The Bavarian conservative Manfred Weber, head of the European People’s Party in the European Parliament, has already voiced those concerns ahead of the German chancellor’s trip to Turkey. “The refugee pact is in our interests, but we can’t allow ourselves to be blackmailed,” he says. “Those who don’t pursue honest cooperation cannot continue to receive economic privileges in the long run.”
‘The Wrong Path’
Weber is primarily focused on Turkey’s customs union with the EU, from which Ankara benefits enormously. In exchange, he believes, the EU should be able to expect greater collegiality. He insists that the money paid to Turkey as part of the refugee pact was a good investment, but adds that a continuation of the payments depends on Turkey’s behavior. “Threats are the wrong path.”
Greece feels the same way. Turkey is using the migrants as a foreign policy lever, says Miltiadis Varvitsiotis, Greece’s deputy foreign minister. He says Europe must not appear to fear Erdogan’s threats at all.
The Turkish-European negotiations will be made all the more difficult by the fact that Erdogan finds himself facing intense pressure domestically, with many Turks eager to finally get rid of the refugees. In a 2018 survey conducted by the Center for American Progress, an American think tank, 80 percent of respondents said that Ankara was spending too much money on refugees. Furthermore, several Turkish cities have seen attacks on Syrians, with racists shattering the front windows of Syrian-run shops.
Ibrahim Abdullah, for his part, simply wants out. He hopes to be able to find his way to Europe by way of the Greek islands. Abdullah (not his real name) fled Aleppo in 2016 with his wife and three children and was able to find work in Istanbul as a decorator. But because his family had initially registered in Ankara, they were sent back to the Turkish capital, where Abdullah has been unable to find a new job. He says his children are beaten at school and that increasing racism has made his future look bleak.
Merkel must now perform the delicate trick of saving the refugee deal despite the fact that its central premise hardly seems sustainable. For many migrants, Turkey has long since ceased being a safe country. According to the Turkish Defense Ministry, over 500,000 Syrians have now returned to Syria of their own free will. According to Syrian opposition activists, though, Turkey has also deported several thousand refugees back to the embattled region of Idlib.
Fences in the Balkans
If the deal collapses, the father of the pact, Austrian political consultant Gerald Knaus, fears a “field day for populists.” He says: “We would soon have even more fences in the Balkans.”
Thomas Gammeltoft-Hansen, a professor of migration and refugee law at the University of Copenhagen, believes that a vast new wave of refugees is a realistic scenario. “Deals with autocratic countries usually have a limited lifespan,” he says. After a couple of years, he continues, the political conditions in the host country change or more migrants come than expected. In situations like that, he says, such deals tend to collapse or have to be renegotiated.
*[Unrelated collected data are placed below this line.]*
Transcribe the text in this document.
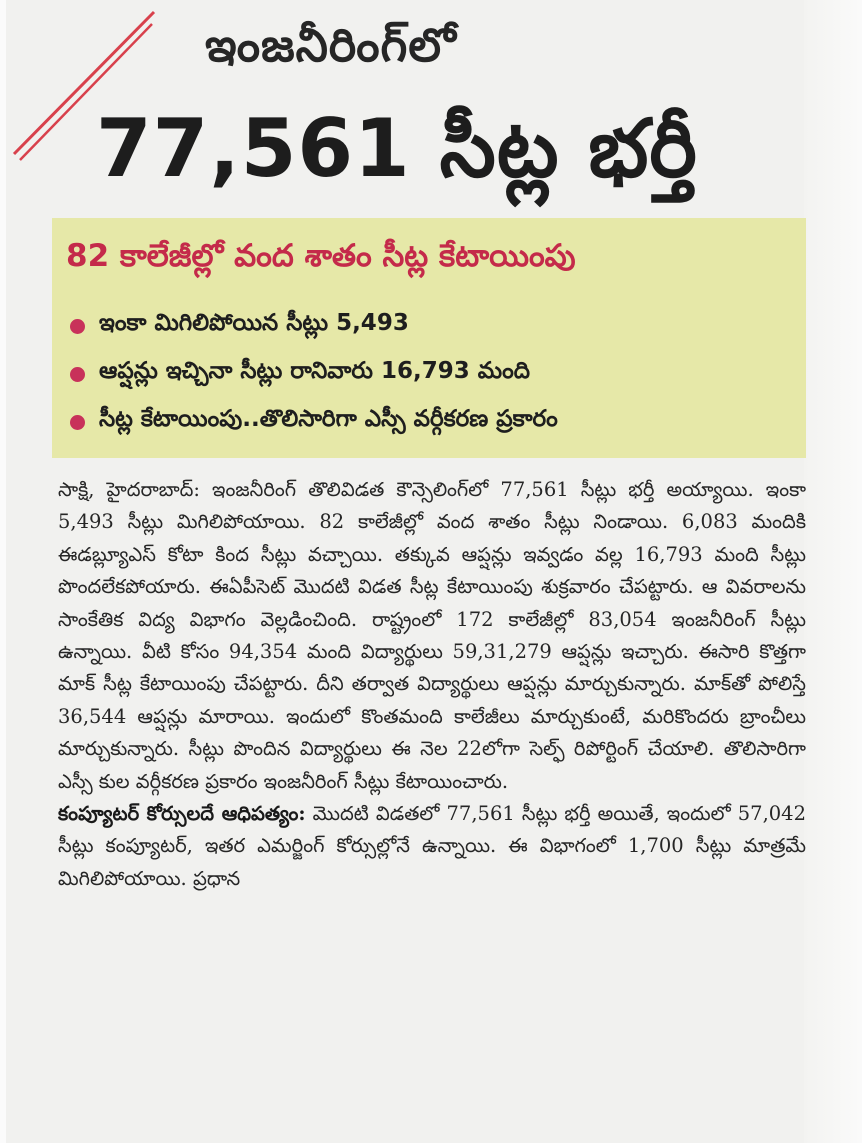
ఇంజనీరింగ్‌లో
77,561 సీట్ల భర్తీ
82 కాలేజీల్లో వంద శాతం సీట్ల కేటాయింపు
ఇంకా మిగిలిపోయిన సీట్లు 5,493
ఆప్షన్లు ఇచ్చినా సీట్లు రానివారు 16,793 మంది
సీట్ల కేటాయింపు..తొలిసారిగా ఎస్సీ వర్గీకరణ ప్రకారం

సాక్షి, హైదరాబాద్‌: ఇంజనీరింగ్‌ తొలివిడత కౌన్సెలింగ్‌లో 77,561 సీట్లు భర్తీ అయ్యాయి. ఇంకా 5,493 సీట్లు మిగిలిపోయాయి. 82 కాలేజీల్లో వంద శాతం సీట్లు నిండాయి. 6,083 మందికి ఈడబ్ల్యూఎస్‌ కోటా కింద సీట్లు వచ్చాయి. తక్కువ ఆప్షన్లు ఇవ్వడం వల్ల 16,793 మంది సీట్లు పొందలేకపోయారు. ఈఏపీసెట్‌ మొదటి విడత సీట్ల కేటాయింపు శుక్రవారం చేపట్టారు. ఆ వివరాలను సాంకేతిక విద్య విభాగం వెల్లడించింది. రాష్ట్రంలో 172 కాలేజీల్లో 83,054 ఇంజనీరింగ్‌ సీట్లు ఉన్నాయి. వీటి కోసం 94,354 మంది విద్యార్థులు 59,31,279 ఆప్షన్లు ఇచ్చారు. ఈసారి కొత్తగా మాక్‌ సీట్ల కేటాయింపు చేపట్టారు. దీని తర్వాత విద్యార్థులు ఆప్షన్లు మార్చుకున్నారు. మాక్‌తో పోలిస్తే 36,544 ఆప్షన్లు మారాయి. ఇందులో కొంతమంది కాలేజీలు మార్చుకుంటే, మరికొందరు బ్రాంచీలు మార్చుకున్నారు. సీట్లు పొందిన విద్యార్థులు ఈ నెల 22లోగా సెల్ఫ్‌ రిపోర్టింగ్‌ చేయాలి. తొలిసారిగా ఎస్సీ కుల వర్గీకరణ ప్రకారం ఇంజనీరింగ్‌ సీట్లు కేటాయించారు.

కంప్యూటర్‌ కోర్సులదే ఆధిపత్యం: మొదటి విడతలో 77,561 సీట్లు భర్తీ అయితే, ఇందులో 57,042 సీట్లు కంప్యూటర్‌, ఇతర ఎమర్జింగ్‌ కోర్సుల్లోనే ఉన్నాయి. ఈ విభాగంలో 1,700 సీట్లు మాత్రమే మిగిలిపోయాయి. ప్రధాన
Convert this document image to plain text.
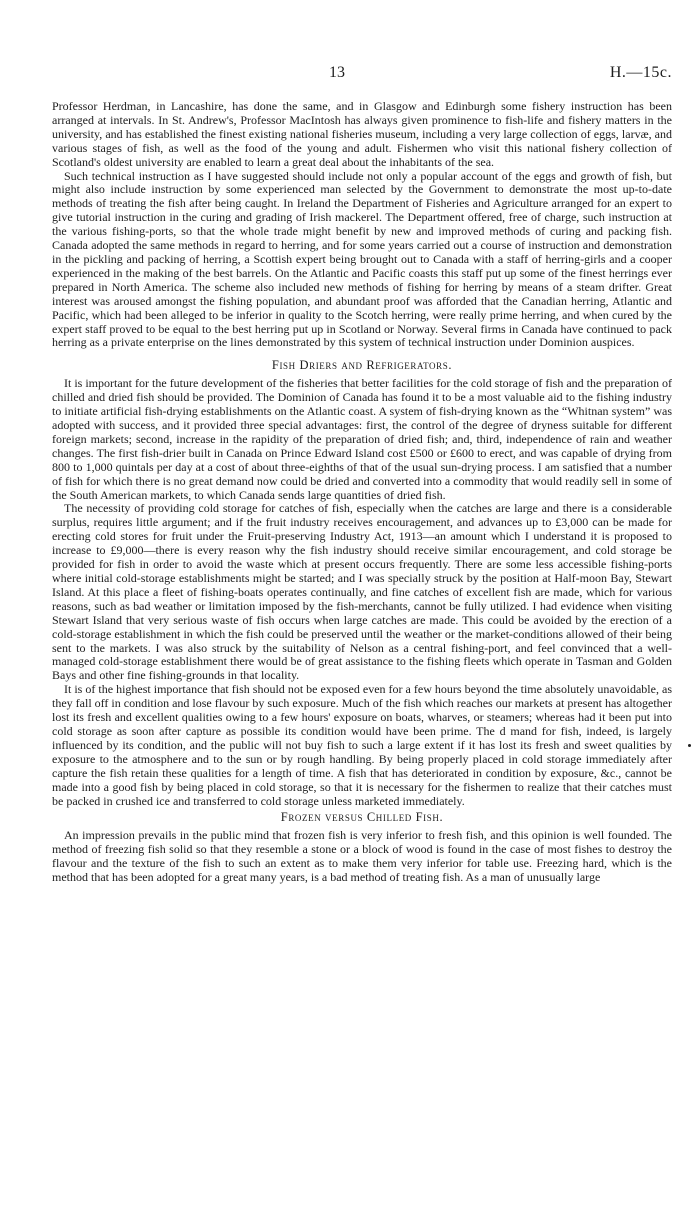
13	H.—15c.

Professor Herdman, in Lancashire, has done the same, and in Glasgow and Edinburgh some fishery instruction has been arranged at intervals. In St. Andrew's, Professor MacIntosh has always given prominence to fish-life and fishery matters in the university, and has established the finest existing national fisheries museum, including a very large collection of eggs, larvæ, and various stages of fish, as well as the food of the young and adult. Fishermen who visit this national fishery collection of Scotland's oldest university are enabled to learn a great deal about the inhabitants of the sea.

Such technical instruction as I have suggested should include not only a popular account of the eggs and growth of fish, but might also include instruction by some experienced man selected by the Government to demonstrate the most up-to-date methods of treating the fish after being caught. In Ireland the Department of Fisheries and Agriculture arranged for an expert to give tutorial instruction in the curing and grading of Irish mackerel. The Department offered, free of charge, such instruction at the various fishing-ports, so that the whole trade might benefit by new and improved methods of curing and packing fish. Canada adopted the same methods in regard to herring, and for some years carried out a course of instruction and demonstration in the pickling and packing of herring, a Scottish expert being brought out to Canada with a staff of herring-girls and a cooper experienced in the making of the best barrels. On the Atlantic and Pacific coasts this staff put up some of the finest herrings ever prepared in North America. The scheme also included new methods of fishing for herring by means of a steam drifter. Great interest was aroused amongst the fishing population, and abundant proof was afforded that the Canadian herring, Atlantic and Pacific, which had been alleged to be inferior in quality to the Scotch herring, were really prime herring, and when cured by the expert staff proved to be equal to the best herring put up in Scotland or Norway. Several firms in Canada have continued to pack herring as a private enterprise on the lines demonstrated by this system of technical instruction under Dominion auspices.

Fish Driers and Refrigerators.

It is important for the future development of the fisheries that better facilities for the cold storage of fish and the preparation of chilled and dried fish should be provided. The Dominion of Canada has found it to be a most valuable aid to the fishing industry to initiate artificial fish-drying establishments on the Atlantic coast. A system of fish-drying known as the “Whitnan system” was adopted with success, and it provided three special advantages: first, the control of the degree of dryness suitable for different foreign markets; second, increase in the rapidity of the preparation of dried fish; and, third, independence of rain and weather changes. The first fish-drier built in Canada on Prince Edward Island cost £500 or £600 to erect, and was capable of drying from 800 to 1,000 quintals per day at a cost of about three-eighths of that of the usual sun-drying process. I am satisfied that a number of fish for which there is no great demand now could be dried and converted into a commodity that would readily sell in some of the South American markets, to which Canada sends large quantities of dried fish.

The necessity of providing cold storage for catches of fish, especially when the catches are large and there is a considerable surplus, requires little argument; and if the fruit industry receives encouragement, and advances up to £3,000 can be made for erecting cold stores for fruit under the Fruit-preserving Industry Act, 1913—an amount which I understand it is proposed to increase to £9,000—there is every reason why the fish industry should receive similar encouragement, and cold storage be provided for fish in order to avoid the waste which at present occurs frequently. There are some less accessible fishing-ports where initial cold-storage establishments might be started; and I was specially struck by the position at Half-moon Bay, Stewart Island. At this place a fleet of fishing-boats operates continually, and fine catches of excellent fish are made, which for various reasons, such as bad weather or limitation imposed by the fish-merchants, cannot be fully utilized. I had evidence when visiting Stewart Island that very serious waste of fish occurs when large catches are made. This could be avoided by the erection of a cold-storage establishment in which the fish could be preserved until the weather or the market-conditions allowed of their being sent to the markets. I was also struck by the suitability of Nelson as a central fishing-port, and feel convinced that a well-managed cold-storage establishment there would be of great assistance to the fishing fleets which operate in Tasman and Golden Bays and other fine fishing-grounds in that locality.

It is of the highest importance that fish should not be exposed even for a few hours beyond the time absolutely unavoidable, as they fall off in condition and lose flavour by such exposure. Much of the fish which reaches our markets at present has altogether lost its fresh and excellent qualities owing to a few hours' exposure on boats, wharves, or steamers; whereas had it been put into cold storage as soon after capture as possible its condition would have been prime. The d mand for fish, indeed, is largely influenced by its condition, and the public will not buy fish to such a large extent if it has lost its fresh and sweet qualities by exposure to the atmosphere and to the sun or by rough handling. By being properly placed in cold storage immediately after capture the fish retain these qualities for a length of time. A fish that has deteriorated in condition by exposure, &c., cannot be made into a good fish by being placed in cold storage, so that it is necessary for the fishermen to realize that their catches must be packed in crushed ice and transferred to cold storage unless marketed immediately.

Frozen versus Chilled Fish.

An impression prevails in the public mind that frozen fish is very inferior to fresh fish, and this opinion is well founded. The method of freezing fish solid so that they resemble a stone or a block of wood is found in the case of most fishes to destroy the flavour and the texture of the fish to such an extent as to make them very inferior for table use. Freezing hard, which is the method that has been adopted for a great many years, is a bad method of treating fish. As a man of unusually large
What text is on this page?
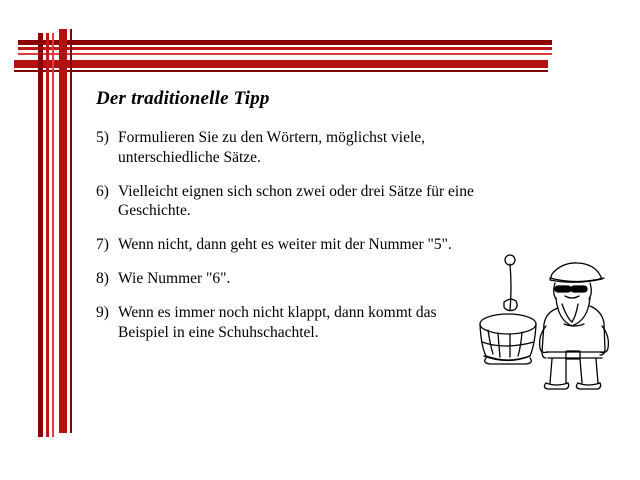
Der traditionelle Tipp
5) Formulieren Sie zu den Wörtern, möglichst viele, unterschiedliche Sätze.
6) Vielleicht eignen sich schon zwei oder drei Sätze für eine Geschichte.
7) Wenn nicht, dann geht es weiter mit der Nummer "5".
8) Wie Nummer "6".
9) Wenn es immer noch nicht klappt, dann kommt das Beispiel in eine Schuhschachtel.
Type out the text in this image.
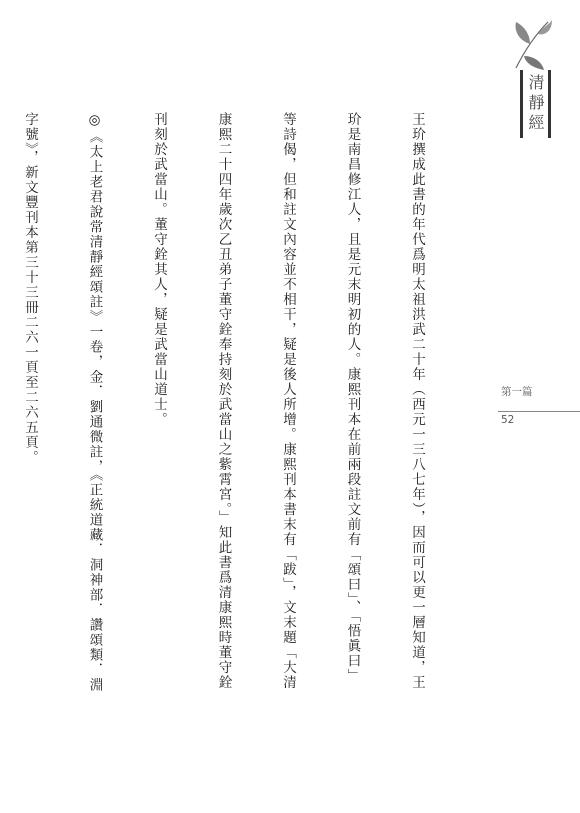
清靜經
第一篇
52

王玠撰成此書的年代爲明太祖洪武二十年（西元一三八七年），因而可以更一層知道，王

玠是南昌修江人，且是元末明初的人。康熙刊本在前兩段註文前有「頌曰」、「悟眞曰」

等詩偈，但和註文內容並不相干，疑是後人所增。康熙刊本書末有「跋」，文末題「大清

康熙二十四年歲次乙丑弟子董守銓奉持刻於武當山之紫霄宮。」知此書爲清康熙時董守銓

刊刻於武當山。董守銓其人，疑是武當山道士。

◎《太上老君說常清靜經頌註》一卷，金．劉通微註，《正統道藏．洞神部．讚頌類．淵

字號》，新文豐刊本第三十三冊二六一頁至二六五頁。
The people in Idlib, meanwhile, feel as though they have been left in the lurch. “We are the victims of an international game,” says Yaman al-Hammo. He has now rented an apartment in the border town of Darkush, but he doesn’t want to stay there for long. At night, he can see the lights across the border in Turkey.
Hammo says he has contacted a human smuggler to take him and his family across the border. He has heard from friends who made it out of Syria that the Turkish army on the border fires live ammunition. But it is a risk, says Hammo, that he will just have to accept. Despite the children.